When I talk with workers who engage in welfare and nursing care, I sometimes hear them saying “We can’t afford to enter (the Good Design Award),” and I actually think they have their hands full with their on-site job. However, even in such a situation, I have seen many cases of outside people recognizing those workers’ efforts and a circle of supporters expanding, and then the workers gaining courage and confidence eventually. Making it easier for people who engage in welfare to enter the Good Design Award is also a task for us, for those who are involved in the award.

For both a community and people, seeing is not everything.

One of my favorite books is “A Stroll Through the Worlds of Animals and Men” written by Jakob von Uexküll, a biologist. In this book, he wrote “A jackdaw simply cannot see a sitting grasshopper. The jackdaw does not snap after it unless it hops.”

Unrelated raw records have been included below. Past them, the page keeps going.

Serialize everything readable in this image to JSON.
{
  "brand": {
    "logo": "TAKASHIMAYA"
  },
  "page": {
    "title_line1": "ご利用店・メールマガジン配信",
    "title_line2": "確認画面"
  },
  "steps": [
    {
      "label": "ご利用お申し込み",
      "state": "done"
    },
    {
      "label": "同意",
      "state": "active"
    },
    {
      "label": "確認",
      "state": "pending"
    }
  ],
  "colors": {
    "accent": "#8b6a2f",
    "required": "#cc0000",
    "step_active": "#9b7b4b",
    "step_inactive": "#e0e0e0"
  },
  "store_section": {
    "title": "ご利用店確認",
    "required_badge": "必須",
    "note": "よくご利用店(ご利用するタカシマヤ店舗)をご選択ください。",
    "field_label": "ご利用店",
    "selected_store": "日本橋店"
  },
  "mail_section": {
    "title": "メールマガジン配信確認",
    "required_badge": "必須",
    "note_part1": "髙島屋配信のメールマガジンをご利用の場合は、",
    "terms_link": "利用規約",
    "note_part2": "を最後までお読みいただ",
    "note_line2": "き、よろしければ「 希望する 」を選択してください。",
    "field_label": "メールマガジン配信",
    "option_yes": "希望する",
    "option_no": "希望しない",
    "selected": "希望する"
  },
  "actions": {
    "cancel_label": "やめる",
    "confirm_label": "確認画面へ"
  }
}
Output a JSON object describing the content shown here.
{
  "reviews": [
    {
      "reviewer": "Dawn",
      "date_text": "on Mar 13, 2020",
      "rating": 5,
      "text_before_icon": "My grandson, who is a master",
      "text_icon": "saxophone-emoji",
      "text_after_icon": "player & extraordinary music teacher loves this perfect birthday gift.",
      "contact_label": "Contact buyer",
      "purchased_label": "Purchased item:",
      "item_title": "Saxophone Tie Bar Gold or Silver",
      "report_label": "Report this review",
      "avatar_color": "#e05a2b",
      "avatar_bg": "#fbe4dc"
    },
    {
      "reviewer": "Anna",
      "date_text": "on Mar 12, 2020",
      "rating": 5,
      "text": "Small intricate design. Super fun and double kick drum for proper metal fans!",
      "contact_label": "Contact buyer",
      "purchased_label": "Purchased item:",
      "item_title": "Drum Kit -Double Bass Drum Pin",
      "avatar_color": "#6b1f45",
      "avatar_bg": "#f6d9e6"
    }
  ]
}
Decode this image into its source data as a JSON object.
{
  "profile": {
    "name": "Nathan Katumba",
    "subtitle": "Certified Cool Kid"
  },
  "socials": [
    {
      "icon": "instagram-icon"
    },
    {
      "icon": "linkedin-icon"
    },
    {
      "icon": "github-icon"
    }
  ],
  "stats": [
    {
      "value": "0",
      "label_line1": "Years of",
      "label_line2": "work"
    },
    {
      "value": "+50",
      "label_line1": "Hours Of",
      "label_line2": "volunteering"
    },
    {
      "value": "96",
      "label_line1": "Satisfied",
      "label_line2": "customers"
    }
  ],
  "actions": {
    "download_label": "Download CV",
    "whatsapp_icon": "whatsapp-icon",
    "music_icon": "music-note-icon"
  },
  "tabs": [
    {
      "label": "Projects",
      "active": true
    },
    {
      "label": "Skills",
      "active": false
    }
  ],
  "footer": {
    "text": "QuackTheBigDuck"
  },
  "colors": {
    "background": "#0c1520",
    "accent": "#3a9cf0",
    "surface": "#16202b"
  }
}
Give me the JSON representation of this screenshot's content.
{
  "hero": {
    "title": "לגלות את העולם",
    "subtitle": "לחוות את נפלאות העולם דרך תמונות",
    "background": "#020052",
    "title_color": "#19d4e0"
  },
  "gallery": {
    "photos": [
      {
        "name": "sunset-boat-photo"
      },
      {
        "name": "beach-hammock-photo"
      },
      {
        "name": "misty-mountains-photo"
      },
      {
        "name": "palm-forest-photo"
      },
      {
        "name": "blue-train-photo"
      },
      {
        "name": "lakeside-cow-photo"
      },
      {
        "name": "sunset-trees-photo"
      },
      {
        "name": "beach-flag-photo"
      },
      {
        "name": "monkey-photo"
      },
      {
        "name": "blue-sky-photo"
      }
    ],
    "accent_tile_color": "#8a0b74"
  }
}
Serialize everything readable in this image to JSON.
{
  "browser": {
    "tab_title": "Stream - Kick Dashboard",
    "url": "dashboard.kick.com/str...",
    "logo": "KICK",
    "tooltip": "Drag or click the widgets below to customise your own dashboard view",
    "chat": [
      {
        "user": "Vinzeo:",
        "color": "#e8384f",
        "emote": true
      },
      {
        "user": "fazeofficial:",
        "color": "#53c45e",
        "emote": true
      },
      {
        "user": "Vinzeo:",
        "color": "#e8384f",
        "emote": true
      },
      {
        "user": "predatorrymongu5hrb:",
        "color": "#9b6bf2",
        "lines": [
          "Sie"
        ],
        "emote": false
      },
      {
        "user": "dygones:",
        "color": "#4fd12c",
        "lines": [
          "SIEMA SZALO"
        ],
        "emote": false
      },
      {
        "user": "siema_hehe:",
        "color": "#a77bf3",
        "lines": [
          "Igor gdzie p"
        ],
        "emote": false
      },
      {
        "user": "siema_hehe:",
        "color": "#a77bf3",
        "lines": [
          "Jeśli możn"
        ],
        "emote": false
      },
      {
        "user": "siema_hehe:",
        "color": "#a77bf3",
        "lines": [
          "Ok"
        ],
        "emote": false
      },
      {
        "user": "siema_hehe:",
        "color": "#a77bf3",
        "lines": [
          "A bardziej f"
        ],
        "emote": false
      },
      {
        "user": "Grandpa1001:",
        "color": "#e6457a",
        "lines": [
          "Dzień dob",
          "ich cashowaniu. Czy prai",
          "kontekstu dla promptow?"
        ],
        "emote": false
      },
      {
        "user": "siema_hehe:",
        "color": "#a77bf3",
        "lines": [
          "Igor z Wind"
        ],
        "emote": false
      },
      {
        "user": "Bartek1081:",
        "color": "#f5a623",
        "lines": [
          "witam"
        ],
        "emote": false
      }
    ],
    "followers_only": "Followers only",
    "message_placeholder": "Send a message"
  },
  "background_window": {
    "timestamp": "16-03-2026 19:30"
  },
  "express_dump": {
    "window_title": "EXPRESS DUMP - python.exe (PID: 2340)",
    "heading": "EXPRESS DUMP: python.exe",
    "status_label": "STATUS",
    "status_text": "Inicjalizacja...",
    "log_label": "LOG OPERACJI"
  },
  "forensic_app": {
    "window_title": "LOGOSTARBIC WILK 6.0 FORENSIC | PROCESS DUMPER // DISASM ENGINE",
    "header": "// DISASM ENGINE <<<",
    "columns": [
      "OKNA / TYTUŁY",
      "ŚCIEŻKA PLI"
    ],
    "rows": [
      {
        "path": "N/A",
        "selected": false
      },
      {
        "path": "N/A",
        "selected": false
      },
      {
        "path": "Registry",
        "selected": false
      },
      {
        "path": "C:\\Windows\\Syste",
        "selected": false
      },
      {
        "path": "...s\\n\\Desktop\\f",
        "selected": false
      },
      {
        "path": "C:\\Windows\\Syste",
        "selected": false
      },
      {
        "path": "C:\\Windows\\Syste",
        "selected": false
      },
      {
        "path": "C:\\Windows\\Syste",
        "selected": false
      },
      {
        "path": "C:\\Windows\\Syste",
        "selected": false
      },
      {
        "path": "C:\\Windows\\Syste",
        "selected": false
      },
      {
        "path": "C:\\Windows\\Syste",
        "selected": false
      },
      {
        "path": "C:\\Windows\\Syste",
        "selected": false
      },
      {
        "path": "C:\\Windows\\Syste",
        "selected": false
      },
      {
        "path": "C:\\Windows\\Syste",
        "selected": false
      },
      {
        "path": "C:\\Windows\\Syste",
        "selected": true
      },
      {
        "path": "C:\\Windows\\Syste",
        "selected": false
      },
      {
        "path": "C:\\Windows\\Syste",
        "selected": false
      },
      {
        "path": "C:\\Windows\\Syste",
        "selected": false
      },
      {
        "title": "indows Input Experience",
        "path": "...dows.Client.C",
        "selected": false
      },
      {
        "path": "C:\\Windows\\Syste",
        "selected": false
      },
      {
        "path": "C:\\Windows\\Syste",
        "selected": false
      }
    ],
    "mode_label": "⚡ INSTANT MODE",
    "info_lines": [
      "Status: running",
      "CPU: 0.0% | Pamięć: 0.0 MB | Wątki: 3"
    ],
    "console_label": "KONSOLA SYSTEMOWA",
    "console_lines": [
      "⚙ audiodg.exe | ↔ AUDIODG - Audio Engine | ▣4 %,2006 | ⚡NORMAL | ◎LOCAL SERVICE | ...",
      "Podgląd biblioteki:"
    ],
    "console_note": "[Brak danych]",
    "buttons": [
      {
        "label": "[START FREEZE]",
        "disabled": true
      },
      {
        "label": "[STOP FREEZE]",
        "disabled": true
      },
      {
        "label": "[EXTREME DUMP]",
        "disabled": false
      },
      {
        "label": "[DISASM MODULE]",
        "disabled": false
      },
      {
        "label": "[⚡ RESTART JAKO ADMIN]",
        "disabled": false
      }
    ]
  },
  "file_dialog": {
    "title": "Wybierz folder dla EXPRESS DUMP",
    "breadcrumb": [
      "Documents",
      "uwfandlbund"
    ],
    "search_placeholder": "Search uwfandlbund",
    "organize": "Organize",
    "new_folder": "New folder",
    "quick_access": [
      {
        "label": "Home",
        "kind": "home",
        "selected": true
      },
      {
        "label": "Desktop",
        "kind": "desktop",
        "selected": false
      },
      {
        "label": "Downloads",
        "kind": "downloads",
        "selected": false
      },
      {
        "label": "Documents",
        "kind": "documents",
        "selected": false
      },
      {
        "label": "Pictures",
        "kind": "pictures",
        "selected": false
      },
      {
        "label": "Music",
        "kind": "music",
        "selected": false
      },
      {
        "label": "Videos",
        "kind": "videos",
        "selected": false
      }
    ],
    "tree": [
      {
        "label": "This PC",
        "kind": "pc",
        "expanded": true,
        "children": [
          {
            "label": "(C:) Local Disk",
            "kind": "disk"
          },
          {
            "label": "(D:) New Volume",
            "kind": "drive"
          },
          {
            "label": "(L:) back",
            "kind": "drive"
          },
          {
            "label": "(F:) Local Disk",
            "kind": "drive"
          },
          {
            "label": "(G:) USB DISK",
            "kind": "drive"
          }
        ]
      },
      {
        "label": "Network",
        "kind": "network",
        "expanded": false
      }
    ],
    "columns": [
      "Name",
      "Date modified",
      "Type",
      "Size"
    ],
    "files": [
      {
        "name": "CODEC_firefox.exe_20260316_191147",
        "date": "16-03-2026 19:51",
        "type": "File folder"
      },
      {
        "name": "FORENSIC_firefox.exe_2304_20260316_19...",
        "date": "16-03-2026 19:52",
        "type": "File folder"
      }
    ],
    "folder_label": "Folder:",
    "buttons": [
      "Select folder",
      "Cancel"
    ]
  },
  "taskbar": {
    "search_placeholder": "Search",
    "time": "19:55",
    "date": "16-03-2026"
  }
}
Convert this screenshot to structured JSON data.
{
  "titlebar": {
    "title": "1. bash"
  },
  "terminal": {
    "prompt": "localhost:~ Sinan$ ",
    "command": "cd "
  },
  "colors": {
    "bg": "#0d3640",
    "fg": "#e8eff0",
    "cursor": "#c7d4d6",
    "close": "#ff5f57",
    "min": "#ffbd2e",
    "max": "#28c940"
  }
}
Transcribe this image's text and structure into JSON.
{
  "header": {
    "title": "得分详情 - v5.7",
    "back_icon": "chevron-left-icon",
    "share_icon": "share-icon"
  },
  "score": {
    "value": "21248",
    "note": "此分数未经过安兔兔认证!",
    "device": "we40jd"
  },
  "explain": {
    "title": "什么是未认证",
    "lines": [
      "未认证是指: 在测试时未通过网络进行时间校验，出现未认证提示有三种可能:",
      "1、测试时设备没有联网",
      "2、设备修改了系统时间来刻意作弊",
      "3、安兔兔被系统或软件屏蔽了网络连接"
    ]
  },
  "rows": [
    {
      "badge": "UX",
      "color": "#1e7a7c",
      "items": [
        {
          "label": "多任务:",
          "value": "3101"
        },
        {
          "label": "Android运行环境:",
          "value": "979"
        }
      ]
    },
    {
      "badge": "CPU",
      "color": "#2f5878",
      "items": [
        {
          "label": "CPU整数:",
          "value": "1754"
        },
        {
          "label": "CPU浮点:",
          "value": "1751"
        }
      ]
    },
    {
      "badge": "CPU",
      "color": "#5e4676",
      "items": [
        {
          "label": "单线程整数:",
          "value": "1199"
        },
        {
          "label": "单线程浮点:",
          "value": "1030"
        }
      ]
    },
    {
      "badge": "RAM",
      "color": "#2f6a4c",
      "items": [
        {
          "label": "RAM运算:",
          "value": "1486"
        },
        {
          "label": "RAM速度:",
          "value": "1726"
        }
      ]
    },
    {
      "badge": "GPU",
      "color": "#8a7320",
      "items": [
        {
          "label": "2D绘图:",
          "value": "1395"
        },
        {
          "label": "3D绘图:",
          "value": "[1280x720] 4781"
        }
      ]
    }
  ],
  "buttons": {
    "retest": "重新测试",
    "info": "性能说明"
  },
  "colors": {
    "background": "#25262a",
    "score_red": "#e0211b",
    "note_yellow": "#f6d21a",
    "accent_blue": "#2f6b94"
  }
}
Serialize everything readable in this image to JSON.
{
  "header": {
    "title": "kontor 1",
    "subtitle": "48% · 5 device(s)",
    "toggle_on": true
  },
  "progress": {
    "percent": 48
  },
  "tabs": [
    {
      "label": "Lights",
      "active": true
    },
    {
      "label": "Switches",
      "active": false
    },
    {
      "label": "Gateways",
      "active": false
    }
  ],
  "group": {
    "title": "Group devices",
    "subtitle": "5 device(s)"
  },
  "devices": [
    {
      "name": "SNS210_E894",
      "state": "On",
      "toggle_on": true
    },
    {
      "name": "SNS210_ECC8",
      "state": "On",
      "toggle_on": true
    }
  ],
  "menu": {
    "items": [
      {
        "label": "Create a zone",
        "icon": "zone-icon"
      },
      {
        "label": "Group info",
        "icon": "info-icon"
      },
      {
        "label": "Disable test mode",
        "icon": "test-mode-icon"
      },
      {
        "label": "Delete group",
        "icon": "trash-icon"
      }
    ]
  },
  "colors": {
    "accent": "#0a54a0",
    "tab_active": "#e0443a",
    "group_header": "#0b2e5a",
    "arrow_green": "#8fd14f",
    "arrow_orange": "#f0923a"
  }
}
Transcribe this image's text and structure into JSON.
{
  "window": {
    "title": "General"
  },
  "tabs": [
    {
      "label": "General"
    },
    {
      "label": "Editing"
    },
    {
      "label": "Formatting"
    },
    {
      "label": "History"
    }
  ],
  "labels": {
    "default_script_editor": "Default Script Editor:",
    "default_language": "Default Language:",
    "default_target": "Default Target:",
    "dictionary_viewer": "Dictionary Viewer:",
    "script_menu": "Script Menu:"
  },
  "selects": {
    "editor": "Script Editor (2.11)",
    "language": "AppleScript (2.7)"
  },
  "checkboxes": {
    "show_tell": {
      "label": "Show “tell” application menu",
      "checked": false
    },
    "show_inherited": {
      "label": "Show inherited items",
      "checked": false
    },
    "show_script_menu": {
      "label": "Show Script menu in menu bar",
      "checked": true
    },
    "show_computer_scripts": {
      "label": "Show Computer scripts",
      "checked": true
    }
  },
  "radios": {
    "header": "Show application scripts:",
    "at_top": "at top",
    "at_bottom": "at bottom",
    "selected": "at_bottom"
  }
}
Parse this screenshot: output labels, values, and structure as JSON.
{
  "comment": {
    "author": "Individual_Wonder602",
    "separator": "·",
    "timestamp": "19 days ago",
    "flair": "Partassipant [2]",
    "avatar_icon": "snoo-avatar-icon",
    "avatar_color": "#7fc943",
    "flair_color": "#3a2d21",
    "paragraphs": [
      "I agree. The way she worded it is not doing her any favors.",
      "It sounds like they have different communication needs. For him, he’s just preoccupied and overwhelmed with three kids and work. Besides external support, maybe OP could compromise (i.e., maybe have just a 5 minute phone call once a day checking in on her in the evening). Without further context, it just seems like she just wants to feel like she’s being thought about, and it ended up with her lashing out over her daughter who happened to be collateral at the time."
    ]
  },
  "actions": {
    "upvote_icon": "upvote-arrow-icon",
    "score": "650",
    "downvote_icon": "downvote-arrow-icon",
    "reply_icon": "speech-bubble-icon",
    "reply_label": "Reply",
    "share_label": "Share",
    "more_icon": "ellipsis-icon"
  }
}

After I read this line, I came to appreciate this thought “What we are seeing is not everything.” As mentioned in the previous section, we can shift from “learning to see” to “learning to imagine a background and process of what we see, not just seeing objects.” This is also one example of the way to comprehend the world by expanding the scope of imagination.

Then, this leads up to “House for Marebito.” It was not judged just as a completed object. But the focus of this presentation was the construction process itself, from material procurement to processing and construction, that was accomplished within a local economic block by using local techniques.

I assume that there were countless trial and error before making this project a reality. But that is the point in which I feel good About the future.

Making something that can be created just in a specific area for people living there, by using knowledge and technique. Creation is not an end in itself. This project made me to think why and for whom we create once more.

“Design for creating a place for distanced people” means trusting the power of humanity that makes us to re-imagine by learning to see, and to imagine by not seeing.